Seit 1939 im Familienbesitz

Das Weinhaus
Zur Bunten Kuh

Dort, wo das Ahrtal zur Schlucht wird und Felsen in den Himmel ragen, liegt unser Weinhaus — ein Stück lebendige Geschichte.

Ein Ort mit Charakter

Dort wo sich das Tal der Ahr zu einer Schlucht verengt, wo bizarre Felsen in den Himmel ragen, steht wie ein vorgeschichtliches Ungeheuer ein Felsenberg, den man „Bunte Kuh" nennt. Vielerlei Sagen und Märchen ranken sich um diesen Teil der Ahr.

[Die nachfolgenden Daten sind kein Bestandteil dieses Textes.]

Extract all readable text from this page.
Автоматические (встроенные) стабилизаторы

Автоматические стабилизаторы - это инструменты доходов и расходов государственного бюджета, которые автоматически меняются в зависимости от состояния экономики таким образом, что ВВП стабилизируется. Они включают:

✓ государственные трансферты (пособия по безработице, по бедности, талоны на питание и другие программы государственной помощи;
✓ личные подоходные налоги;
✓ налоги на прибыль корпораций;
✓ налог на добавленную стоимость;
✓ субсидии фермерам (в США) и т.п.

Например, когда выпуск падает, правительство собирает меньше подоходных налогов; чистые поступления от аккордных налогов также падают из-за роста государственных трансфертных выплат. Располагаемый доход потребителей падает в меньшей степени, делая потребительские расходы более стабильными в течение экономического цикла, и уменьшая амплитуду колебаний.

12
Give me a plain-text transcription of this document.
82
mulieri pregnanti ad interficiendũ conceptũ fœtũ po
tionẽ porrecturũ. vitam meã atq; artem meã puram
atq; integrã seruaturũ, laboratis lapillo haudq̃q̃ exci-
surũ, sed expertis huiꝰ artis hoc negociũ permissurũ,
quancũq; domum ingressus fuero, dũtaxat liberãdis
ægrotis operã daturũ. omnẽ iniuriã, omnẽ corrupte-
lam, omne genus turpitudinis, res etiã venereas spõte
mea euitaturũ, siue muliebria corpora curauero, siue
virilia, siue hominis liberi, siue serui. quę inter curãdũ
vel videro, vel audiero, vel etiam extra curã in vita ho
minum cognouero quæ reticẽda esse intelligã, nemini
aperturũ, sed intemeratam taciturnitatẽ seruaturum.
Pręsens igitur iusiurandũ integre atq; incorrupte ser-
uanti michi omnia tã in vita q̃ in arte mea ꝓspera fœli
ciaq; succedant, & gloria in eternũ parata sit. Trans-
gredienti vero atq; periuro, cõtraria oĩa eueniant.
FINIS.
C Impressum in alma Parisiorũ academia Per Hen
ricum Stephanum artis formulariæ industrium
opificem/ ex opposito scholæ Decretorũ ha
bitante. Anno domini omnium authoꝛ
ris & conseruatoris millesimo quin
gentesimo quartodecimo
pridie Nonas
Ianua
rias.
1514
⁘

Ein klein wenig oberhalb der „Bunten Kuh", liegt an einem idyllischen Flecken Erde, von Weinbergen, Wald und Bergen umgeben, das Weinhaus zur Bunten Kuh. Von seiner großen Gartenterrasse aus hat man einen einzigartigen Blick auf die Ahr und ihre Berge.

Dieses Haus wurde ca. 1908 in einer altdeutschen Schweizer Art gebaut. Seit 1939 ist es im Familienbesitz und wird seit 2024 von David Krämer geführt.

1908
Baujahr des Hauses
1939
Im Familienbesitz
70
Innenplätze
60
Terrassenplätze

Genuss & Gastlichkeit

Genießen Sie bei uns die regionalen Köstlichkeiten des Ahrtals. Für Familien- und Betriebsfeiern sowie Busreisen können wir nach Ihren Wünschen ein individuelles Menü zusammenstellen. Saisonbedingt erweitern wir unsere Speisekarte mit Spargel- und Pfifferlinggerichten sowie unserem Schlachtfest Anfang Oktober.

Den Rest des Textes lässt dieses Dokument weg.